The project AV-FLOW aims at developing a software library for the Life Science domain science net-work. AV-FLOW is a numerical library for the solution of fluid-structure interaction problems using hybrid meshes (structured for the fluid and unstructured for the soft tissue). More specifically, this project will address the simulation of the hemodynamics of aortic heart valves which is a hot topic in the field of cardiovascular engineering. Despite this focus on one particular application, the resulting numerical library will be widely applicable for more general problems of biomedical research. This library will be written and optimized for new and emerging supercomputing infrastructure with hy-brid multi-core processors including accelerators such as GPUs. It responds directly to the need for efficient simulation tools for biomedical flow problems. For example, it will allow in-silico studies and testing of novel diagnostic and interventional methods in the fields of cardiology and cardiovascular surgery.
The proposed scientific approach is based on existing numerical models which deliver the proof-of-concept for the combination of a structured fluid solver with an unstructured soft tissue solver. Moreover, the fluid solver will be based on an existing piece of software that was co-developed by the PI. This fluid solver is a workhorse code on past and current supercomputing systems at CSCS. Parts of this project are therefore dedicated to refurbishing this solver for new and emerging hybrid supercomputing architectures to ensure the continued availability of this software at CSCS. A significant part of the actual development work is dedicated to the kernel optimization for hybrid multi-core processors and/or for accelerator-based architectures (e.g. with GPUs). This optimization work shall be done at a high level of abstraction in order to facilitate the portability of the developed software.
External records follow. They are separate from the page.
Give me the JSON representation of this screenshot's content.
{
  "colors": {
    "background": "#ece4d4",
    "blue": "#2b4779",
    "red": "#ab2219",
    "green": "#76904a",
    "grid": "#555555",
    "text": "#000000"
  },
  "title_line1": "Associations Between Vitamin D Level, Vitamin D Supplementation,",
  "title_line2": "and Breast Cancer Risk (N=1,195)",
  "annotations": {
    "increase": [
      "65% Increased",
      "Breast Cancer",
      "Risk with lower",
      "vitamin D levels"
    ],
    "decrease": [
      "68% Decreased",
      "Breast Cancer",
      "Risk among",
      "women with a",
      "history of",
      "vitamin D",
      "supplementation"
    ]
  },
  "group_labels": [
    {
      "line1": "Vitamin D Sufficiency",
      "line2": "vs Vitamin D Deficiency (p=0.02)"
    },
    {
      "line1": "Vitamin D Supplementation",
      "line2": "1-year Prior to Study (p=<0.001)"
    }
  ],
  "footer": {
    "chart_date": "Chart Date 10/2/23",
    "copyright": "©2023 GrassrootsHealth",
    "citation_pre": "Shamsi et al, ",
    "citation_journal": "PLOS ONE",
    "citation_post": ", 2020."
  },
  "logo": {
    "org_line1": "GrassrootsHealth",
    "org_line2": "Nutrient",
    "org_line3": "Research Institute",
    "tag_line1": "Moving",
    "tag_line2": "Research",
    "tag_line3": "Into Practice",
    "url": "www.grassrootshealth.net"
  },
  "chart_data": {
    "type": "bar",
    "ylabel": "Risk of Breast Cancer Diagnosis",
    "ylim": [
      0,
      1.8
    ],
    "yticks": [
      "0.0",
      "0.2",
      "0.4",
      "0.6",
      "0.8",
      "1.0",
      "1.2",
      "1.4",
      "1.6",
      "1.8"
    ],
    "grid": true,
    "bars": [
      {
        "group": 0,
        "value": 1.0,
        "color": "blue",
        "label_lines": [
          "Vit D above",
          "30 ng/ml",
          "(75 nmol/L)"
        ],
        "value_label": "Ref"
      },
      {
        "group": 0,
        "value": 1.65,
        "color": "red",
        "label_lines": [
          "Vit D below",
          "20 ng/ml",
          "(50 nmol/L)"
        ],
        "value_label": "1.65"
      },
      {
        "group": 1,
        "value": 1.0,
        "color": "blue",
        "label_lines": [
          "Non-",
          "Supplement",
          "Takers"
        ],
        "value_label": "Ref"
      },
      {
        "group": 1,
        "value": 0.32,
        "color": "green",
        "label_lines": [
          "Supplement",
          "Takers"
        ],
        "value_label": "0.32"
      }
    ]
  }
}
In order to ensure that this numerical library will be adopted by the domain science community (beyond those directly interested in heart valve hemodynamics) this project proposal describes a dissemination plan which goes past the end of the project. In addition to the classical means of dissemination by publications and conference presentations, the plan for dissemination includes the organization of two workshops aiming at increasing the project visibility in the domain science community, the definition of a public licensing scheme for the resulting software library, the establishment of a long-term support structure for the library and means to further educate to the domain science community in the usage of the library. The project team combines different skills including expertise in medicine and cardiovascular engineering, numerical modelling, software development and system architecture. The project team consists of a core team (PI, co-PI, three PhD students and a student assistant) and a number of scientific contributors from different fields which complete the required skill set. The core team and selected scientific contributors meet (at least) on a quarterly basis for overnight meetings alternatingly in Bern or Lugano. During these meetings, input from the side of the domain science (e.g. by a cardiologist from Bern) or updates on new hardware (e.g. by a systems specialist from CSCS) enhance the integration of domain scientists, computational scientists and software developers. In addition, the PhD students from the core team are expected to spend extended periods on-site at the partner location for periods of intense collaboration.